In the aftermath of the controversy, Delta Airlines and the Bank of America pulled their sponsorship of the play, with Delta stating that the "graphic staging" of the assassination did not accord with its "values" and Bank of America noting that "it did not condone . . . its depiction of political violence in a modern context". Reviews make it clear that the Shakespeare in the Park production deliberately courts connections between Trump and Caesar, thus placing it in a long tradition of drawing parallels between contemporary political moments and Shakespeare's plays.
"The “graphic staging” of Caesar's death should be shocking; Shakespeare meant it to be."
The "graphic staging" of Caesar's death should be shocking; Shakespeare meant it to be. And no doubt some in the audience might cheer to see a trumped-up Caesar killed on stage to cries of "Tyranny is dead!" Shakespeare's play unleashes a panoply of emotions following the death: elation, triumph, horror, terror. As with plays such as Richard III, Hamlet, and Macbeth Shakespeare explores the brute fact of killing. Murder is irrevocable; it forever changes the authors of the deed and its consequences are always unforeseeable. Caesar's assassination unleashes havoc upon Rome, ignites mass terror, allows demagogues full rein, and ultimately ushers in a much smoother and more plausible version of tyranny in the person of Augustus. The play scarcely endorses murder as a solution to political disputes. Brutus's command to the conspirators to bathe their "hands in Caesar's blood" and wave their "red weapons o'er [their] heads [crying] peace, freedom, and liberty!" perfectly conveys the paradoxes of political murder: their bloody hands give the lie to their claims of peace.

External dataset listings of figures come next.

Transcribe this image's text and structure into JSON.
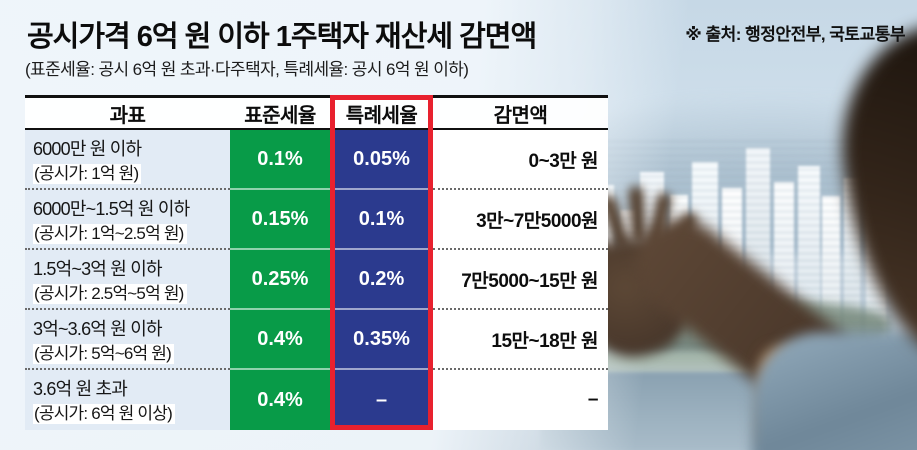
{
  "header": {
    "title": "공시가격 6억 원 이하 1주택자 재산세 감면액",
    "subtitle": "(표준세율: 공시 6억 원 초과·다주택자, 특례세율: 공시 6억 원 이하)",
    "source": "※ 출처: 행정안전부, 국토교통부"
  },
  "colors": {
    "standard_green": "#089b48",
    "special_navy": "#2b3a8e",
    "highlight_red": "#e8212e"
  },
  "chart_data": {
    "type": "table",
    "title": "공시가격 6억 원 이하 1주택자 재산세 감면액",
    "columns": [
      "과표",
      "표준세율",
      "특례세율",
      "감면액"
    ],
    "highlighted_column": "특례세율",
    "rows": [
      {
        "base_range": "6000만 원 이하",
        "base_note": "(공시가: 1억 원)",
        "standard_rate": "0.1%",
        "special_rate": "0.05%",
        "reduction": "0~3만 원"
      },
      {
        "base_range": "6000만~1.5억 원 이하",
        "base_note": "(공시가: 1억~2.5억 원)",
        "standard_rate": "0.15%",
        "special_rate": "0.1%",
        "reduction": "3만~7만5000원"
      },
      {
        "base_range": "1.5억~3억 원 이하",
        "base_note": "(공시가: 2.5억~5억 원)",
        "standard_rate": "0.25%",
        "special_rate": "0.2%",
        "reduction": "7만5000~15만 원"
      },
      {
        "base_range": "3억~3.6억 원 이하",
        "base_note": "(공시가: 5억~6억 원)",
        "standard_rate": "0.4%",
        "special_rate": "0.35%",
        "reduction": "15만~18만 원"
      },
      {
        "base_range": "3.6억 원 초과",
        "base_note": "(공시가: 6억 원 이상)",
        "standard_rate": "0.4%",
        "special_rate": "–",
        "reduction": "–"
      }
    ]
  }
}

For these reasons, Delta's bland PR statement about "values" rings false, as does Bank of America's disapproval of "political violence in a modern context". Shakespeare's plays are always in a "modern context". It is in the clash between the complexities of the texts and the context in which we experience them that Shakespeare's meanings are formed and re-formed. It is why they still breathe today.